First published: 15th April 2011
Allan Dyer
The British Computer Society website has recently published an ambitiously titled article by Andrew Kemshall, co-founder of SecurEnvoy. I would like to spend a few paragraphs criticising the article.
Mr. Kemshall's central argument is that security tokens are like cassette tape, an obsolete technology, and about to be replaced by authentication by mobile phone and SMS.
Unfortunately, he says, "Nothing lasts forever and two factor authentication isn’t any different", and lists cassette tape, VHS, DVD and Blu-Ray as a technological progression. This is wrong, in principle and in detail. In detail, cassette tape actually outlasted VHS; because they filled different technological niches. Solid-state MP3 devices replaced audio tapes. More generally, each technology has particular characteristics that determine its suitability for various tasks, and an old technology may remain in use for particular tasks, even while it has been replaced for others.
However, the principle is that audio recording is still around, as it has been since Thomas Edison's experiments in 1878. Two factor authentication is a function that, like audio recording, can be achieved using different technologies and Mr. Kemshall is wrong to equate it to one particular technology for one factor: dedicated physical tokens.
Mr. Kemshall advocates SMS as a replacement for physical tokens. This can be described as a variant of authentication by tokens - the "something you have" is your mobile phone instead of the dedicated physical token. Perhaps his article should have been titled, "No more Dedicated Tokens"?
A former issue with SMS authentication was that the network might be temporarily suspended or the user may be in a signal dead spot, such as the basement of a building or computer room, preventing the reception of a code when needed. Mr. Kemshall tells us that pre-loaded codes solve this, "As soon as a user enters their authentication code, the system automatically forwards a new SMS message, overwriting the code in an existing message ready for the next session." This implies that a person who steals the phone will always have a valid access code for one session, no matter how fast the user reports the loss. Not much different to a dedicated token, but the code could also be accessed by a "friend" who borrows the phone "for a minute". A phone may be a personal device, but they are shared and shown-off socially. "You've got Angry Birds on there? Can I see?"
Most of the other points raised in favour of SMS cite the cost and inconvenience of tokens - deploying 1000 tokens could take six months, for example. Why this timescale is required is not spelt out, but I suspect it has something to do with carefully ensuring that the correct person gets the token. Setting up an SMS solution can be done in a day, simply use the existing employee database with mobile numbers automatically identified. This assumes that the employee database is accurate and up-to-date, so it would be a good idea to add the time and cost of really verifying that before using it.
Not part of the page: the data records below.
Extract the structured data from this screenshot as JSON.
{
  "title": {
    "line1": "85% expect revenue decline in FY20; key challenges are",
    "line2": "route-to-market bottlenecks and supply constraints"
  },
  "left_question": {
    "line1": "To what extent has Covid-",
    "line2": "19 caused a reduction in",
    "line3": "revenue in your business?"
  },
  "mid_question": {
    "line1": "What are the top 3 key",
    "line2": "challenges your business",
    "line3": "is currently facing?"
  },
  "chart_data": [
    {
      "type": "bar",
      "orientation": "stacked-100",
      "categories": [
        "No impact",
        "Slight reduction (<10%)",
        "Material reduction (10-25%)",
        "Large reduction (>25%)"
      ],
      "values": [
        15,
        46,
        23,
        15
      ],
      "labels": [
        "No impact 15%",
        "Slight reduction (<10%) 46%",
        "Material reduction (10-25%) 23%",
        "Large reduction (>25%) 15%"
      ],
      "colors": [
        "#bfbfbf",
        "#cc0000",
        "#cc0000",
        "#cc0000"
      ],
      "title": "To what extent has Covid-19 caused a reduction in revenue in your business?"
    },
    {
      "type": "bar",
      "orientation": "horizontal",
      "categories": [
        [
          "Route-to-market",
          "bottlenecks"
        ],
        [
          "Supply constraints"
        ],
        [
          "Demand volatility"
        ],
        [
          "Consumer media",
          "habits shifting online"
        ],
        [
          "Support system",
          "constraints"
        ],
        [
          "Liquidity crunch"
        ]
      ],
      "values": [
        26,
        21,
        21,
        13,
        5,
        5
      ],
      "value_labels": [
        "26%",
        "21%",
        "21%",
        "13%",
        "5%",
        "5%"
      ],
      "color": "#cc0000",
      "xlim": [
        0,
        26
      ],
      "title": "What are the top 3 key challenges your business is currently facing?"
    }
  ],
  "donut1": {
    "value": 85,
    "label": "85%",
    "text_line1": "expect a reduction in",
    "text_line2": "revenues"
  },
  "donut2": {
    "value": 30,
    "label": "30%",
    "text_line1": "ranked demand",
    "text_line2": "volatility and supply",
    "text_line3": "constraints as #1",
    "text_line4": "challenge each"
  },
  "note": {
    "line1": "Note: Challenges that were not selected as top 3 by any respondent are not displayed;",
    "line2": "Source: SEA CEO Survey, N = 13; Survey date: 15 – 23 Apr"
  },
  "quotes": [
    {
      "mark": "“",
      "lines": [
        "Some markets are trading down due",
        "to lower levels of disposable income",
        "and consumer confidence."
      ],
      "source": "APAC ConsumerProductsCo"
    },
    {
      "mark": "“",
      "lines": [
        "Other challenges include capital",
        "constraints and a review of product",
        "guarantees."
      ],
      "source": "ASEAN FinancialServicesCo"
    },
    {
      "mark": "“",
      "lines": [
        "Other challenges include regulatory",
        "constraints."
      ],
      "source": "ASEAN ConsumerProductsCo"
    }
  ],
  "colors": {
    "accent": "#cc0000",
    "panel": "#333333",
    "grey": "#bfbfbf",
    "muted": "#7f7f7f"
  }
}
People loose tokens, and they loose phones, but, Mr. Kemshall reports, "a third of the population would notice they’d lost their mobile phone within 15 minutes and 60 per cent would within the hour", the fact a token is missing may not be noticed until the next time it is needed. Fast reporting of loss is good, but how many people, when they loose their phone, would remember to call up the helpdesk to get the SMS authentication disabled? Most would be more concerned with the address book, photo album and value of the device. Also, phones are easy to resell, so they are a more attractive target for theft.
An issue not addressed is the security of the phone network. The access code is being sent by store-and-forward, via a public, third party communications network. What analysis has been done on the vulnerabilities this introduces?
The assumption of "something you have" authentication is that possession proves identity. SMS authentication is a variant of "something you have" authentication, assuming that possession of a phone proves identity, with certain advantages: cheapness, ease of deployment; and disadvantages: weak binding of the phone to the user, unexplored risks in the public network. The rise of SMS authentication does not presage the end for two-factor authentication. It does not even hammer the final nail into the physical tokens’ coffin. It does offer one more tool for your toolbox. Carefully evaluate the needs of the job when choosing your tools.